Marie se penche sur le corps de Jésus gisant sur ses genoux. Que vous soyez croyant ou non, je vous défie de rester de marbre devant la Pietà de Michel-Ange.
Le sculpteur, d'alors 24 ans, l'a réalisée en 1499 pour une chapelle de la basilique Saint-Pierre de Rome.
Et comme souvent chez lui, rien n'est laissé au hasard.
Alors que la composition pyramidale se réfère à la Trinité, la taille respective des personnages - Marie est immense - s'explique par la prise en compte de la perspective, la statue étant conçue pour être vue en contre-plongée.
Quant au visage juvénile de Marie, l'artiste l'a justifié lui-même : "La mère devait être jeune pour paraître éternellement vierge."

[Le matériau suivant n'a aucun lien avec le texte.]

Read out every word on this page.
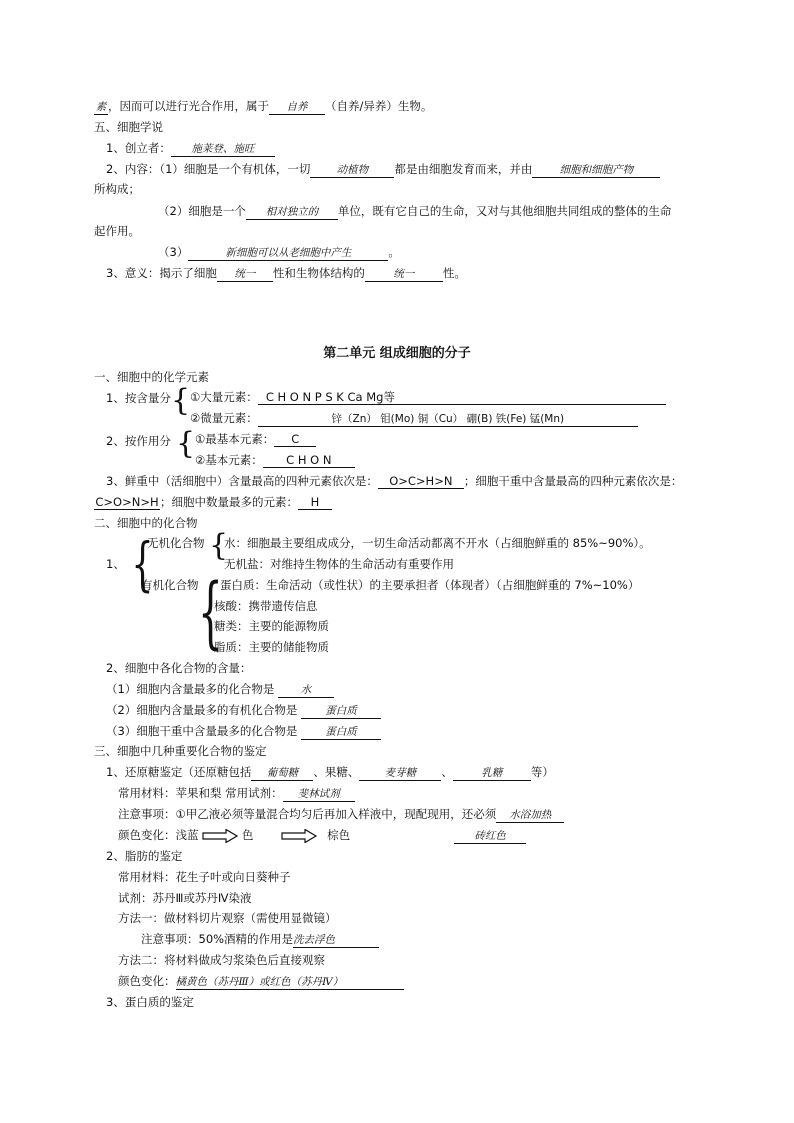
素 ，因而可以进行光合作用，属于 自养 （自养/异养）生物。
五、细胞学说
1、创立者： 施莱登、施旺
2、内容：（1）细胞是一个有机体，一切	动植物 都是由细胞发育而来，并由	细胞和细胞产物
所构成；
（2）细胞是一个 相对独立的 单位，既有它自己的生命，又对与其他细胞共同组成的整体的生命
起作用。
（3）	新细胞可以从老细胞中产生	。
3、意义：揭示了细胞 统一 性和生物体结构的	统一 性。
第二单元 组成细胞的分子
一、细胞中的化学元素
1、按含量分 { ①大量元素： C H O N P S K Ca Mg等
②微量元素：	锌（Zn） 钼(Mo) 铜（Cu） 硼(B) 铁(Fe) 锰(Mn)
2、按作用分 { ①最基本元素： C
②基本元素： C H O N
3、鲜重中（活细胞中）含量最高的四种元素依次是： O>C>H>N ；细胞干重中含量最高的四种元素依次是：
C>O>N>H；细胞中数量最多的元素： H
二、细胞中的化合物
1、 {
无机化合物 {
水：细胞最主要组成成分，一切生命活动都离不开水（占细胞鲜重的 85%~90%）。
无机盐：对维持生物体的生命活动有重要作用
有机化合物 {
蛋白质：生命活动（或性状）的主要承担者（体现者）（占细胞鲜重的 7%~10%）
核酸：携带遗传信息
糖类：主要的能源物质
脂质：主要的储能物质
2、细胞中各化合物的含量：
（1）细胞内含量最多的化合物是	水
（2）细胞内含量最多的有机化合物是	蛋白质
（3）细胞干重中含量最多的化合物是	蛋白质
三、细胞中几种重要化合物的鉴定
1、还原糖鉴定（还原糖包括 葡萄糖 、果糖、 麦芽糖 、	乳糖 等）
常用材料：苹果和梨 常用试剂： 斐林试剂
注意事项：①甲乙液必须等量混合均匀后再加入样液中，现配现用，还必须 水浴加热
颜色变化：浅蓝	色	棕色	砖红色
2、脂肪的鉴定
常用材料：花生子叶或向日葵种子
试剂：苏丹Ⅲ或苏丹Ⅳ染液
方法一：做材料切片观察（需使用显微镜）
注意事项：50%酒精的作用是洗去浮色
方法二：将材料做成匀浆染色后直接观察
颜色变化：橘黄色（苏丹Ⅲ）或红色（苏丹Ⅳ）
3、蛋白质的鉴定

Bref, tout concourt ici à exalter la foi catholique.
Mais il y a un détail qui est longtemps passé inaperçu. C'est la dentition du Christ.

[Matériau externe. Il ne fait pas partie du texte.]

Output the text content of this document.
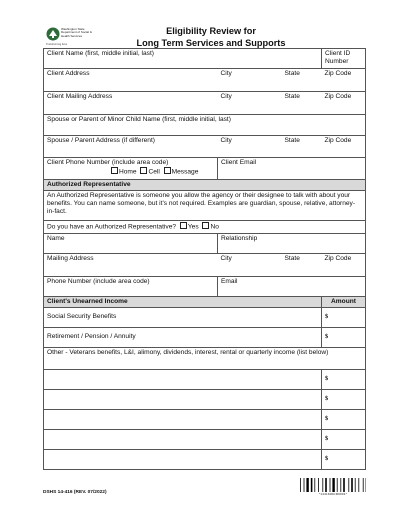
Washington State Department of Social & Health Services
Transforming lives
Eligibility Review for
Long Term Services and Supports
Client Name (first, middle initial, last)			Client ID Number
Client Address	City	State	Zip Code
Client Mailing Address	City	State	Zip Code
Spouse or Parent of Minor Child Name (first, middle initial, last)			
Spouse / Parent Address (if different)	City	State	Zip Code

Client Phone Number (include area code)
Home Cell Message	Client Email		
Authorized Representative			
An Authorized Representative is someone you allow the agency or their designee to talk with about your benefits. You can name someone, but it's not required. Examples are guardian, spouse, relative, attorney-in-fact.			
Do you have an Authorized Representative? Yes No			
Name	Relationship		
Mailing Address	City	State	Zip Code
Phone Number (include area code)	Email		
Client's Unearned Income			Amount
Social Security Benefits			$
Retirement / Pension / Annuity			$
Other - Veterans benefits, L&I, alimony, dividends, interest, rental or quarterly income (list below)			
			$
			$
			$
			$
			$
DSHS 14-416 (REV. 07/2022)	*1441600CR0001*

Michel-Ange l'a affublé d'une 33ème dent : une incisive centrale, logée dans l'axe du nez. WTF ?!
Cette "mésiodens" est en réalité une malformation qui touche moins de 2% des individus. Et comme à la Renaissance on a vite fait d'associer la moindre anomalie physique à un esprit vicié ou malfaisant, cette dent supplémentaire est perçue comme un signe de violence et de bestialité.

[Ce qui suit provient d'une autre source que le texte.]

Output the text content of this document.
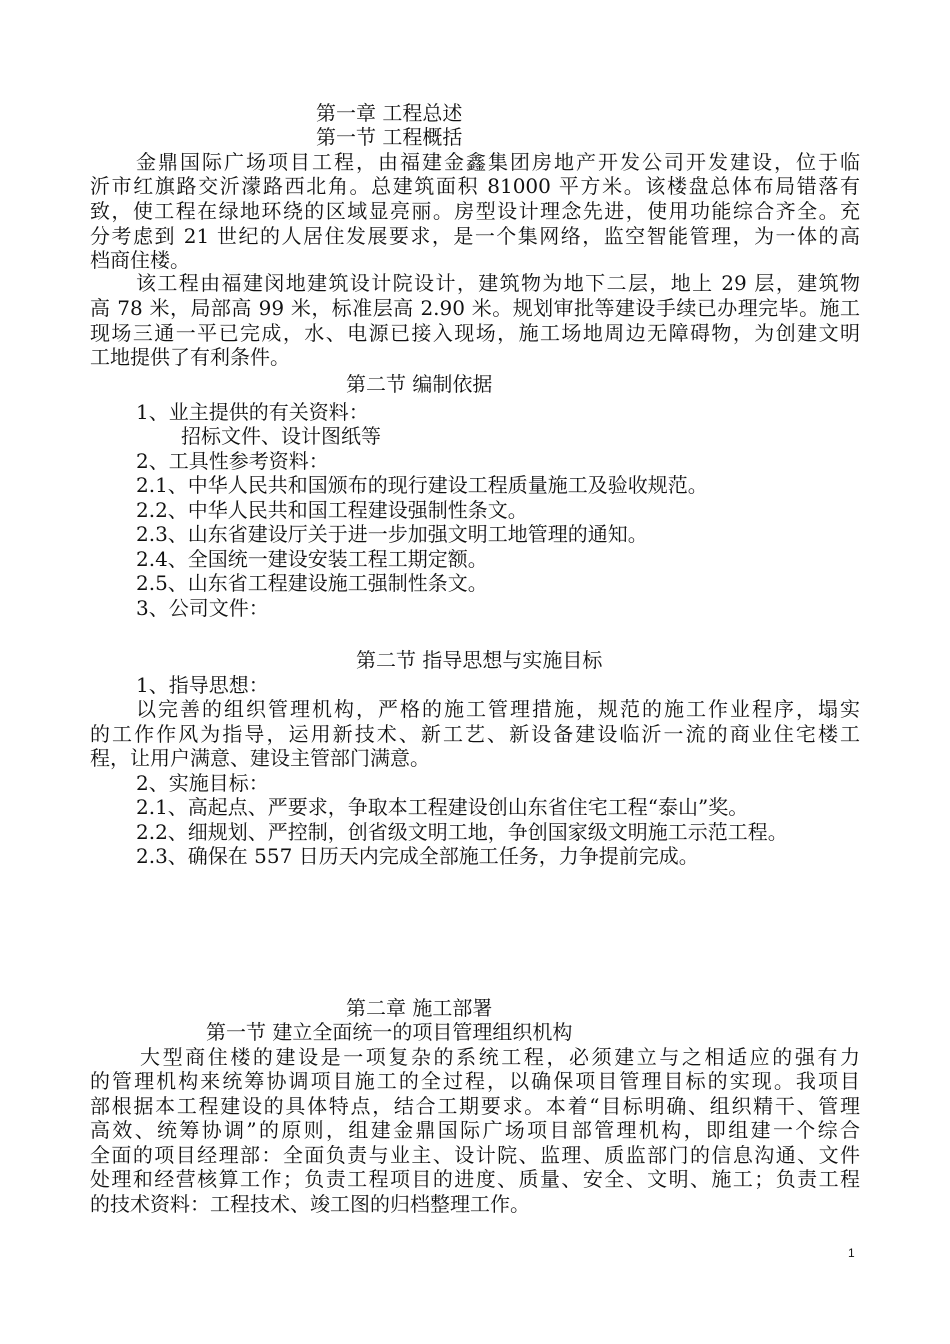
第一章 工程总述
第一节 工程概括
金鼎国际广场项目工程，由福建金鑫集团房地产开发公司开发建设，位于临
沂市红旗路交沂濛路西北角。总建筑面积 81000 平方米。该楼盘总体布局错落有
致，使工程在绿地环绕的区域显亮丽。房型设计理念先进，使用功能综合齐全。充
分考虑到 21 世纪的人居住发展要求，是一个集网络，监空智能管理，为一体的高
档商住楼。
该工程由福建闵地建筑设计院设计，建筑物为地下二层，地上 29 层，建筑物
高 78 米，局部高 99 米，标准层高 2.90 米。规划审批等建设手续已办理完毕。施工
现场三通一平已完成，水、电源已接入现场，施工场地周边无障碍物，为创建文明
工地提供了有利条件。
第二节 编制依据
1、业主提供的有关资料：
招标文件、设计图纸等
2、工具性参考资料：
2.1、中华人民共和国颁布的现行建设工程质量施工及验收规范。
2.2、中华人民共和国工程建设强制性条文。
2.3、山东省建设厅关于进一步加强文明工地管理的通知。
2.4、全国统一建设安装工程工期定额。
2.5、山东省工程建设施工强制性条文。
3、公司文件：
第二节 指导思想与实施目标
1、指导思想：
以完善的组织管理机构，严格的施工管理措施，规范的施工作业程序，塌实
的工作作风为指导，运用新技术、新工艺、新设备建设临沂一流的商业住宅楼工
程，让用户满意、建设主管部门满意。
2、实施目标：
2.1、高起点、严要求，争取本工程建设创山东省住宅工程“泰山”奖。
2.2、细规划、严控制，创省级文明工地，争创国家级文明施工示范工程。
2.3、确保在 557 日历天内完成全部施工任务，力争提前完成。
第二章 施工部署
第一节 建立全面统一的项目管理组织机构
大型商住楼的建设是一项复杂的系统工程，必须建立与之相适应的强有力
的管理机构来统筹协调项目施工的全过程，以确保项目管理目标的实现。我项目
部根据本工程建设的具体特点，结合工期要求。本着“目标明确、组织精干、管理
高效、统筹协调”的原则，组建金鼎国际广场项目部管理机构，即组建一个综合
全面的项目经理部：全面负责与业主、设计院、监理、质监部门的信息沟通、文件
处理和经营核算工作；负责工程项目的进度、质量、安全、文明、施工；负责工程
的技术资料：工程技术、竣工图的归档整理工作。
1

Il est donc logique qu'on la retrouve sur des représentations de démons et autres personnages peu recommandables.
Mais pourquoi sur Jésus ? Michel-Ange aurait-il blasphémé ? Impossible, compte tenu de sa ferveur religieuse. Alors qu'est-ce qui lui a pris ?
En 2014, l'historien Marco Bussagli a livré son explication. L'artiste aurait voulu rappeler que Jésus, en mourant, a pris sur lui tous les péchés de l'humanité. Cette dent serait donc le symbole de son rôle de Rédempteur universel. CQFD.
Oui mais voilà. Il y a quand même un truc qui me turlupine.
Pourquoi Michel-Ange s'est donné la peine d'entrouvrir les lèvres de Jésus pour y introduire un détail qu'aucun de ses contemporains ne pourrait voir ?
Car il aurait fallu pour ça escalader le socle, s'appuyer sur Marie et coller son nez à celui de Jésus. Alors seulement, avec une bonne vue, on aurait eu une chance de compter ses ratiches.
Seule réponse crédible : Michel-Ange se fichait qu'on voit cette dent. Lui savait qu'elle existait, et ça lui suffisait.
Voilà peut-être ce qui fait l'excellence d'une œuvre, mais aussi - pour en venir à nous - d'un produit ou d'une solution : ce qui existe sans être montré.
Car si vous en êtes à ce niveau de détail, c'est sûrement que le reste de votre travail relève de la même exigence.
Ce que d'autres prennent pour un zèle absurde est peut-être, pour vous, la marque de l'amour du travail bien fait.
Alors la prochaine fois qu'on se moquera du soin exagéré que vous portez aux infimes détails d'un dossier ou d'une présentation, souvenez-vous de la Pietà et souriez fièrement, à pleines dents.
Personne ne verra la différence ? Vous, si. Amen.